I think the same idea is true for those who have experience with writing, and are working through new ideas, finding themselves in a transitional phase with their writing, or just feeling stuck. The "le jeu" in the workshop sessions is there to shake us up, and make us see things from a fresh perspective. And to laugh! Goodness, we take ourselves way too seriously.
With the new year (and all of the change) ahead of us, why is this a great time to take this workshop?
AT: I know I needed a creative reset after 2020. Maybe some of you do, too. It's a new year, and now, a new era of American history to step into, and it's one of progress, compassion, and building back. You saw Amanda Gorman at the inauguration, right? The best speaker of the day, hands down. The speeches were excellent and important, don't get me wrong, but the speaker that stayed with you was Amanda. Her work moved people and THAT'S what poetry has the power to do. There are moments in our life so profound, so big, that they defy regular speech - they need something more potent, distilled, powerful: poetry.
JH: It's a good time to add some beauty to the world, to meet new people, and to share your ideas, hopes, dreams, visions. The light is early in the day, and sticking around later and later, and that is an opening. The curtain is lifting! It's your stage, and there's your cue. Get out there. You have something to say that is worthwhile and others need to hear it.
What are your favorite poems, books, or stories (oral or written or folkloric) that inspire YOU?
AT: Maggie Nelson, Ocean Vuong, Anne Carson, Dorianna Laux, Sharon Olds, Tracy K. Smith, Danez Smith, Diane Ackerman, Morgan Parker, Layli Long Soldier, Ilya Kaminsky, Kahlil GIbran, Rebecca Solnit, Frank O'Hara, to name a few. Folk tales, magical realism, mysticism, tarot. I love when poets write essays, that might be my favorite genre in existence, haha. Who else but a poet's description could do?
JH: Ack! So many, and always changing, but currently and off the top of my morning head are: In Pieces: An Anthology of Fragmentary Writing, Pablo Neruda's Book of Questions, Serious Play by Louise Peacock, Twyla Tharp: The Creative Habit, The Brewer's Dictionary of Phrase and Fable, A Book of Luminous Things, 3 Sections by Vijay Seshadri, the music of Yann Tiersen, Little Red Riding Hood, Thurber, EB White, William Steig's The Lonely Ones, all of the dreams I have while sleeping, Talking to my Body by Anna Swir, and all of the little typewriter visual poems my grandfather created. I think he instilled the idea in me that letters are malleable, machines are meant for tinkering, and the value of "little" entertainments.

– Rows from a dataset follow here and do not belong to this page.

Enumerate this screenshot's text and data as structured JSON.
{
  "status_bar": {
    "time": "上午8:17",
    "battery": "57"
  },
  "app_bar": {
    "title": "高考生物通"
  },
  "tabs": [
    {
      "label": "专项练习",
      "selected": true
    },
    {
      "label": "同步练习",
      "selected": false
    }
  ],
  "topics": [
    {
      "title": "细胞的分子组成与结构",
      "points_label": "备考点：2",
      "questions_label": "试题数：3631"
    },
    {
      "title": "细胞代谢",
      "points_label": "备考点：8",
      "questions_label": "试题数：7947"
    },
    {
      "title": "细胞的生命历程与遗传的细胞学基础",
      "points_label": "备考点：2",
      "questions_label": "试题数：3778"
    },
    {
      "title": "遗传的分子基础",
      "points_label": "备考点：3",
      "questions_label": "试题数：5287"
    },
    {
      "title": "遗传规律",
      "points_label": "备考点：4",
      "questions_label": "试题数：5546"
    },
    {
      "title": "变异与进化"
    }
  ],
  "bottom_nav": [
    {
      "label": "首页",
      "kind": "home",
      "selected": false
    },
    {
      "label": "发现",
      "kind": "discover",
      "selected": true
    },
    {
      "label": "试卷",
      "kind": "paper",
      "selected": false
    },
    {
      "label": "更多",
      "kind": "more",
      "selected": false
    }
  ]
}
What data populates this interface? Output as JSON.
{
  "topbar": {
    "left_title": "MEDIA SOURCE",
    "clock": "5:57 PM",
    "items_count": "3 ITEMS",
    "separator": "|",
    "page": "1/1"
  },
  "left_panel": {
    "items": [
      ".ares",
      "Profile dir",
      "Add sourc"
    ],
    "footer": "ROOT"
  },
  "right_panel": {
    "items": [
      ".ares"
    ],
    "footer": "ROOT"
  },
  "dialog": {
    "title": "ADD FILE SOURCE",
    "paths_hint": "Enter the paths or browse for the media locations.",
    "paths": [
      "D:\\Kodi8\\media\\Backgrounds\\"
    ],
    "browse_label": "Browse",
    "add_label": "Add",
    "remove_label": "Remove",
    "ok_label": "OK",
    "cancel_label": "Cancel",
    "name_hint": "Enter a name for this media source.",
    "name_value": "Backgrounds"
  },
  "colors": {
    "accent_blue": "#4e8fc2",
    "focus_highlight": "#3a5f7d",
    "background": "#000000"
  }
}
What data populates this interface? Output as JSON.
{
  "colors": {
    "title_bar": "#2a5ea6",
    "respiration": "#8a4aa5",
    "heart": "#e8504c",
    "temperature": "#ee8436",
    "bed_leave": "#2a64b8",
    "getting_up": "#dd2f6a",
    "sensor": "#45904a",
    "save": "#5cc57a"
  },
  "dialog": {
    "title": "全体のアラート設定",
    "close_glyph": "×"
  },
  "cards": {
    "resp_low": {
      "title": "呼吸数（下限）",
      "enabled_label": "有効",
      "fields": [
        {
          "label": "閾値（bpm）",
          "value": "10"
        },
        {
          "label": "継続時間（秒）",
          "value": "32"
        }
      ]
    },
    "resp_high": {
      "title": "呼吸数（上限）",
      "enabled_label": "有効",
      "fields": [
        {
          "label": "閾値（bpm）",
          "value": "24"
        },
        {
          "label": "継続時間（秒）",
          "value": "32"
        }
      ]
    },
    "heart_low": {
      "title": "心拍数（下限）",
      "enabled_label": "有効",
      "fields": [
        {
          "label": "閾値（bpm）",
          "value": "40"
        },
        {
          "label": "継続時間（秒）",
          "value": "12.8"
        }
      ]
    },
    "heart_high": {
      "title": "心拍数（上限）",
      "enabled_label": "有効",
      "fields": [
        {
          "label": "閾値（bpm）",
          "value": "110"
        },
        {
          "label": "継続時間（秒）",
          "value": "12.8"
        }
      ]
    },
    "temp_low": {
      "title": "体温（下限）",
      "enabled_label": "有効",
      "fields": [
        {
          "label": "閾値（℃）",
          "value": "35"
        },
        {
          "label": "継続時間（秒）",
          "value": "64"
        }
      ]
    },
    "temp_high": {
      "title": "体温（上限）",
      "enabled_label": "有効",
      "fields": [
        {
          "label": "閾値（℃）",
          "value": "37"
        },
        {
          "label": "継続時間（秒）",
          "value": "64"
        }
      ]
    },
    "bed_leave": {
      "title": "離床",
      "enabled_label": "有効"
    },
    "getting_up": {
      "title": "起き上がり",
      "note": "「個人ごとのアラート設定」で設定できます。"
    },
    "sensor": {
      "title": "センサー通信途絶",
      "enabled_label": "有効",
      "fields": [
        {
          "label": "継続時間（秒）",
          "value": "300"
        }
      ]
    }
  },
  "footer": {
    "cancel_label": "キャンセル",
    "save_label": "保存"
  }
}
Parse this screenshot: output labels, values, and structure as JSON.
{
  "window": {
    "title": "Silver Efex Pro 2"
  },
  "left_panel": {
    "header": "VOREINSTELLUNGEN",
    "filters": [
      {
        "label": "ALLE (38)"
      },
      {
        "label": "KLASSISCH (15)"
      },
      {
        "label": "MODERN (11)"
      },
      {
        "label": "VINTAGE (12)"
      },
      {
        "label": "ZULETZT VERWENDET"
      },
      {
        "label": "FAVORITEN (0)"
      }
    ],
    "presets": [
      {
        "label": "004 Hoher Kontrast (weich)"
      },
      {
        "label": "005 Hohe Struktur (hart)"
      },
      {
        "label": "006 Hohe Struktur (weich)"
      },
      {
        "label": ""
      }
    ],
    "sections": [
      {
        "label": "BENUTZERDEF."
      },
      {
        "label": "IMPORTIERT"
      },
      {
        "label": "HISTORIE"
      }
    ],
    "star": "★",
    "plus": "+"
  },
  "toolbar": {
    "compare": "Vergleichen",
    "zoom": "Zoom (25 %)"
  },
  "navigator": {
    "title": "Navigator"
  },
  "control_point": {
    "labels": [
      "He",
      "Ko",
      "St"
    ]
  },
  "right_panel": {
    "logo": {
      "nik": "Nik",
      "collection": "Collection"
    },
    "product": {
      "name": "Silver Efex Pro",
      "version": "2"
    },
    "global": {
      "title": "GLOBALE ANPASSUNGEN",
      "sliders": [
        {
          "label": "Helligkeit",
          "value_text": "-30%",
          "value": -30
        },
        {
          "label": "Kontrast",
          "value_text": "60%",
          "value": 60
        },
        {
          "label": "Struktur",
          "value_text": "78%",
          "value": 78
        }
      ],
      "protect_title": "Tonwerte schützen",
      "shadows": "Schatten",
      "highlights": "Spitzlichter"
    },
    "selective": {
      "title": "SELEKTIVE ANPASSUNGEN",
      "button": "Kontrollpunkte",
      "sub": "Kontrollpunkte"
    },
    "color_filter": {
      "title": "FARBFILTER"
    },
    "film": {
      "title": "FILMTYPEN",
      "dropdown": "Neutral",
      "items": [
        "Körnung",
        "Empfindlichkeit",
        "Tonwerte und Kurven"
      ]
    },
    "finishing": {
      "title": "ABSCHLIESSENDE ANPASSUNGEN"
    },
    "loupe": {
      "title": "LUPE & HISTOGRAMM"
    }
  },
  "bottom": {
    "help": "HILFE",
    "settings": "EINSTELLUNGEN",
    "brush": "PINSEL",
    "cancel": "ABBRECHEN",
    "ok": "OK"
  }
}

Bonus: Tell us about your big three (Sun, Moon, Rising sign)! How does astrology play into your creative/writing life?
AT: I'm a very emotional mix, with my Cancer Sun, Pisces Moon, and Sagittarius Rising placements. Cancer and Pisces are water signs, two of the most sensitive in the zodiac, known for intuitive and empathetic skills, while Sag is the fiery philosopher, life student, and explorer. Each one of those aspects helps feed my writing life, the Big Feelings as well as the constant need to keep learning. I like to think that poets need to be both archeologists and astronaut, trafficking in the past as well as the future.
JH: Sun in Aries, Rising Gemini, Moon in Leo. I wake up every morning, write, move, then ask myself over and over again throughout the day, "Who am I?" "What can I do?"